Economia

Vice do PSD propõe agravar impostos ambientais para reduzir IRS e IRC

Vice do PSD propõe agravar impostos ambientais para reduzir IRS e IRC

O dirigente nacional do PSD Jorge Moreira da Silva propôs, esta quinta-feira, na qualidade de presidente da Plataforma para o Desenvolvimento Sustentável, um agravamento dos impostos ambientais que permita reduzir o IRS e o IRC, sem impacto orçamental.

Jorge Moreira da Silva fez esta proposta de alteração fiscal para o curto prazo no Instituto de Ciências Sociais e Políticas, em Lisboa, durante a cerimónia de apresentação de um relatório com 511 recomendações da Plataforma para o Desenvolvimento Sustentável, associação cívica à qual preside.

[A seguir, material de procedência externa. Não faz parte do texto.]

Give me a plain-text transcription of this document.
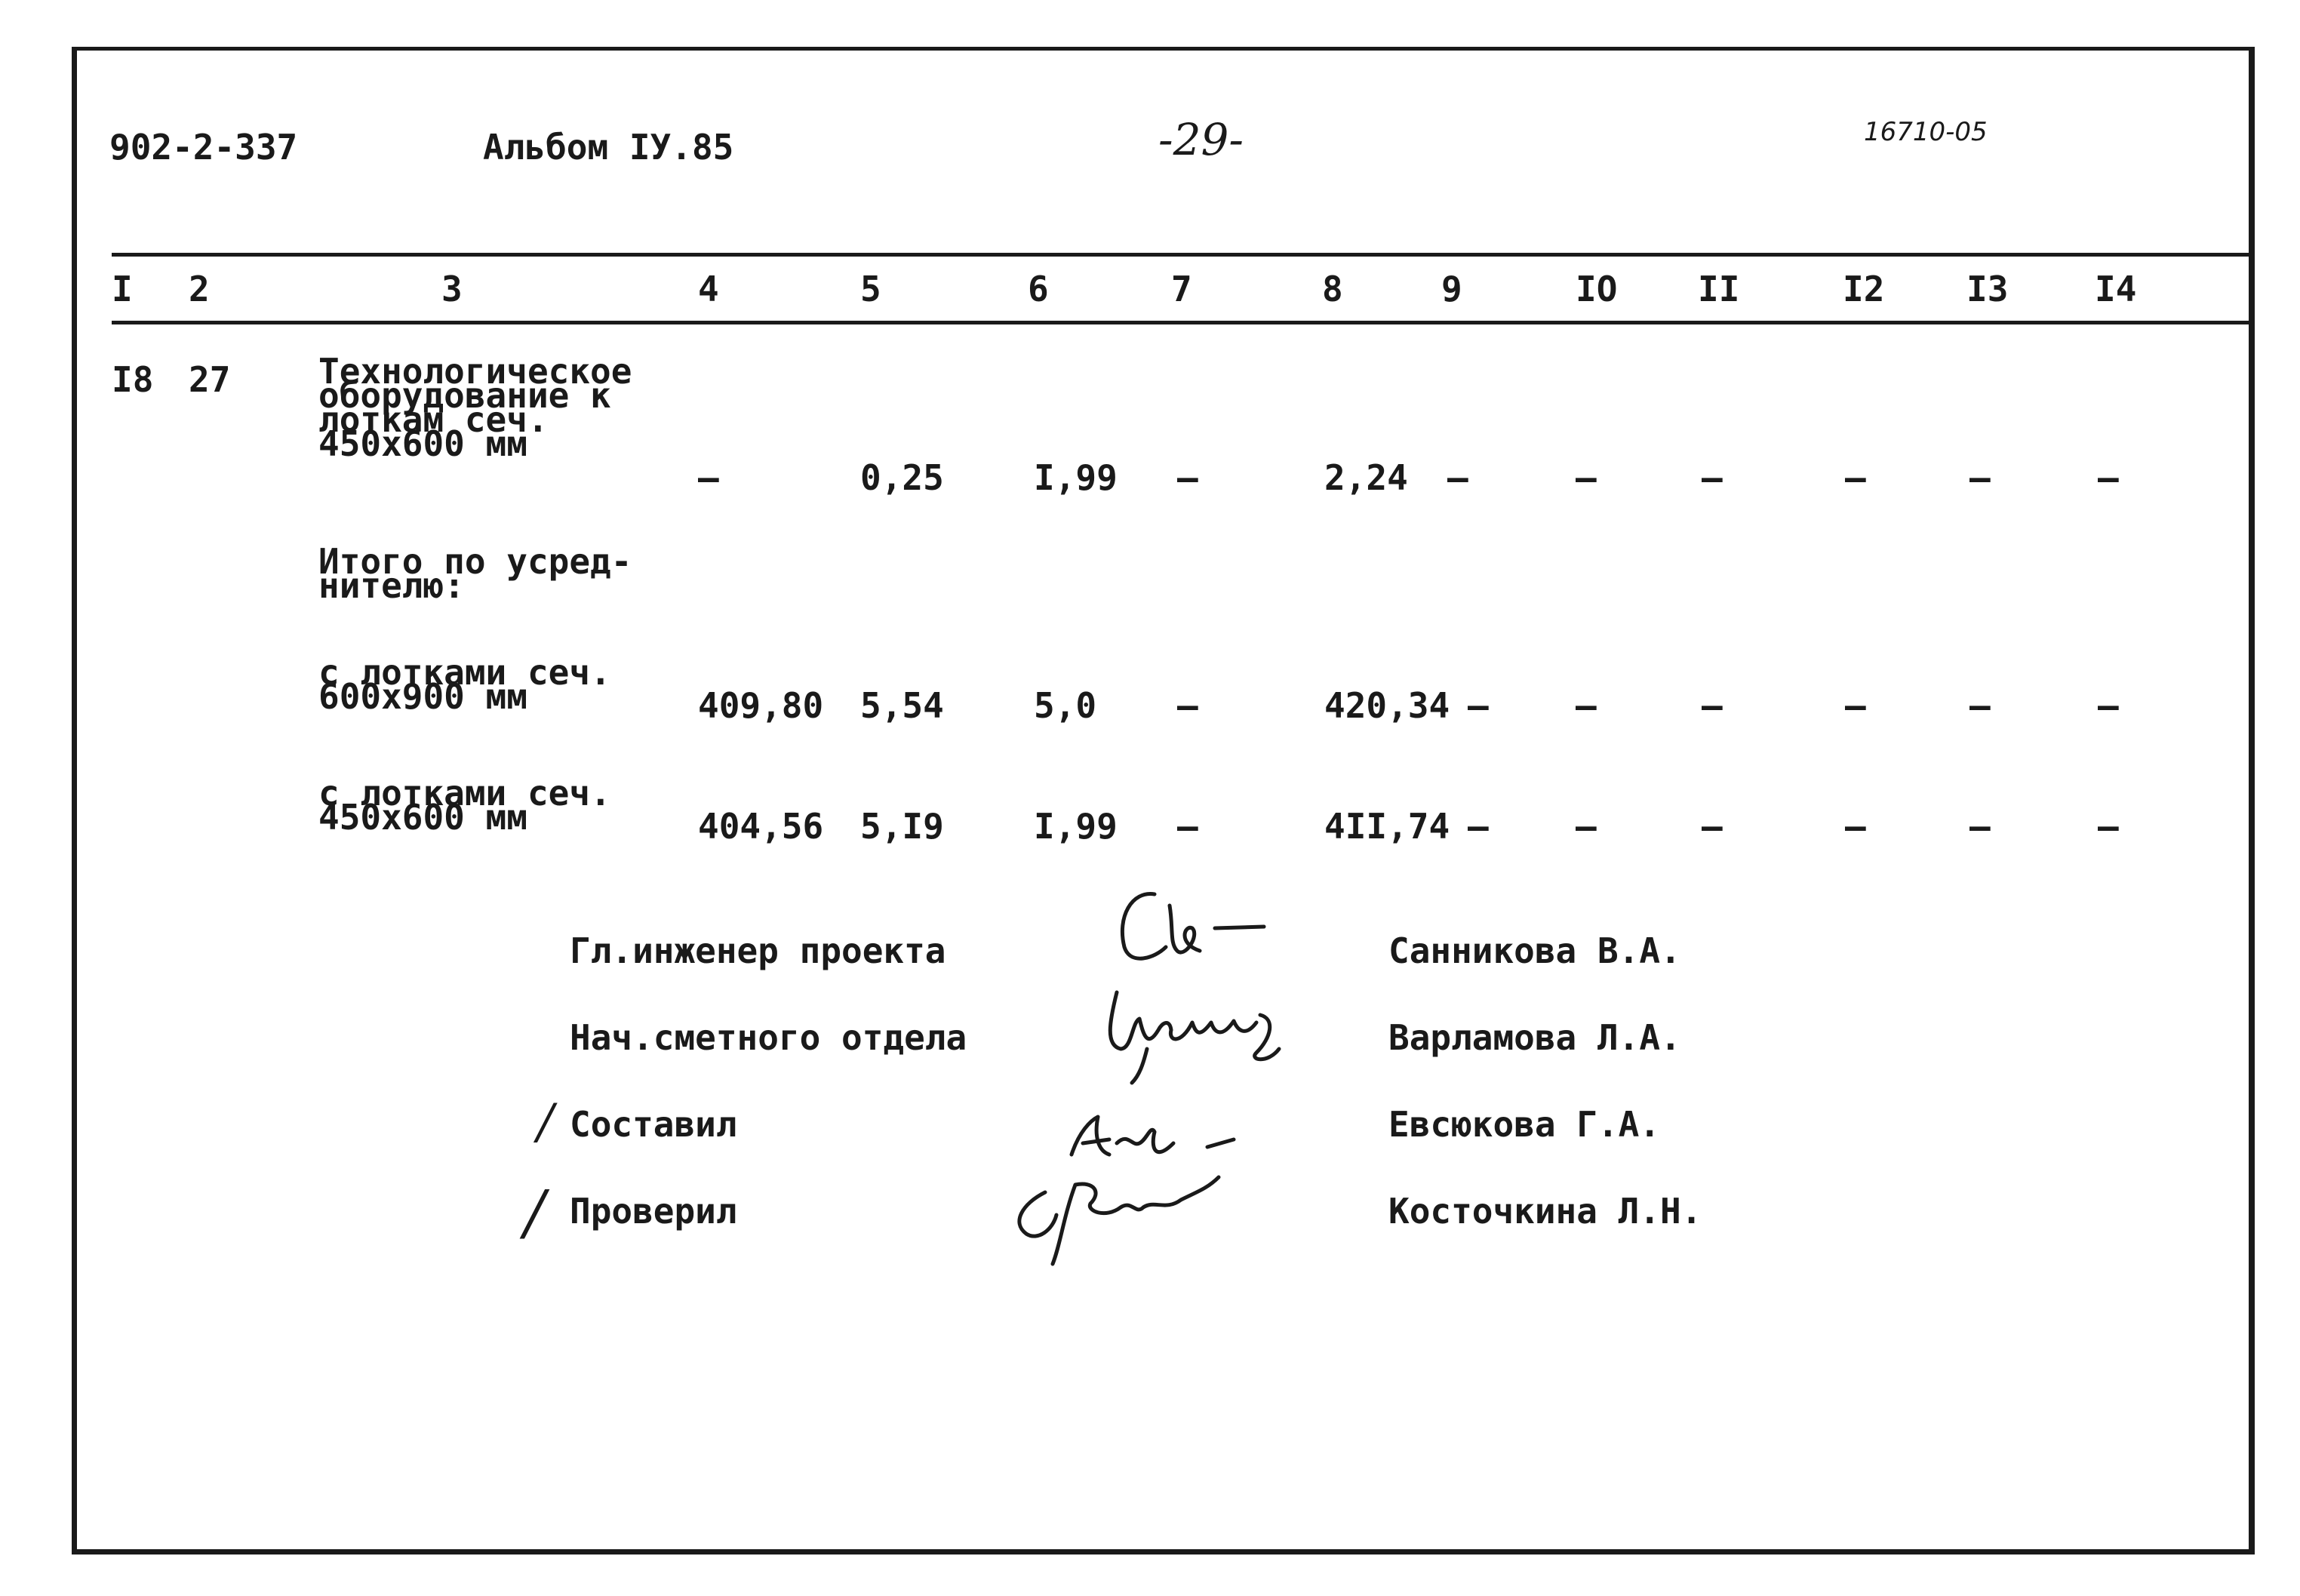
902-2-337	Альбом IУ.85	-29-	16710-05
I 2	3	4	5	6	7	8	9	IO II	I2 I3 I4
I8 27	Технологическое
оборудование к
лоткам сеч.
450x600 мм
–	0,25	I,99 –	2,24 –	–	–	–	–	–
Итого по усред-
нителю:
с лотками сеч.
600x900 мм	409,80 5,54	5,0 –	420,34 –	–	–	–	–	–
с лотками сеч.
450x600 мм	404,56 5,I9	I,99 –	4II,74 –	–	–	–	–	–
Гл.инженер проекта	Санникова В.А.
Нач.сметного отдела	Варламова Л.А.
/ Составил	Евсюкова Г.А.
/ Проверил	Косточкина Л.Н.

"Defendemos, já no curto prazo, uma reponderação dos pesos relativos da carga fiscal, assegurando, num quadro de neutralidade fiscal, um aumento dos impostos ambientais que permita a redução dos impostos sobre o rendimento individual e sobre o rendimento", afirmou Moreira da Silva, que é o primeiro vice-presidente e coordenador da Comissão Política Nacional do PSD.

No final dessa cerimónia, em declarações aos jornalistas, Moreira da Silva defendeu que, no caso de em 2014 voltar a ser aplicada uma sobretaxa de 3,5% em sede de IRS, esta "deveria ser substituída por uma taxa de carbono de nove euros sobre todas as emissões nacionais de gases com efeitos de estufa", que produza uma receita igual, "700 milhões de euros".

Segundo Moreira da Silva, a Plataforma para o Desenvolvimento Sustentável é a favor de uma redução da carga fiscal a médio prazo, associada a uma redução da despesa pública.

"Mas nós fomos mais longe do que essa declaração simpática de que logo que possível se deve reduzir a carga fiscal. Nós entendemos que, já no curto prazo, num quadro de neutralidade fiscal, é possível reduzir os impostos sobre o trabalho, o IRS, reduzir os impostos sobre as empresas, o IRC, através de um agravamento dos impostos ambientais", acentuou.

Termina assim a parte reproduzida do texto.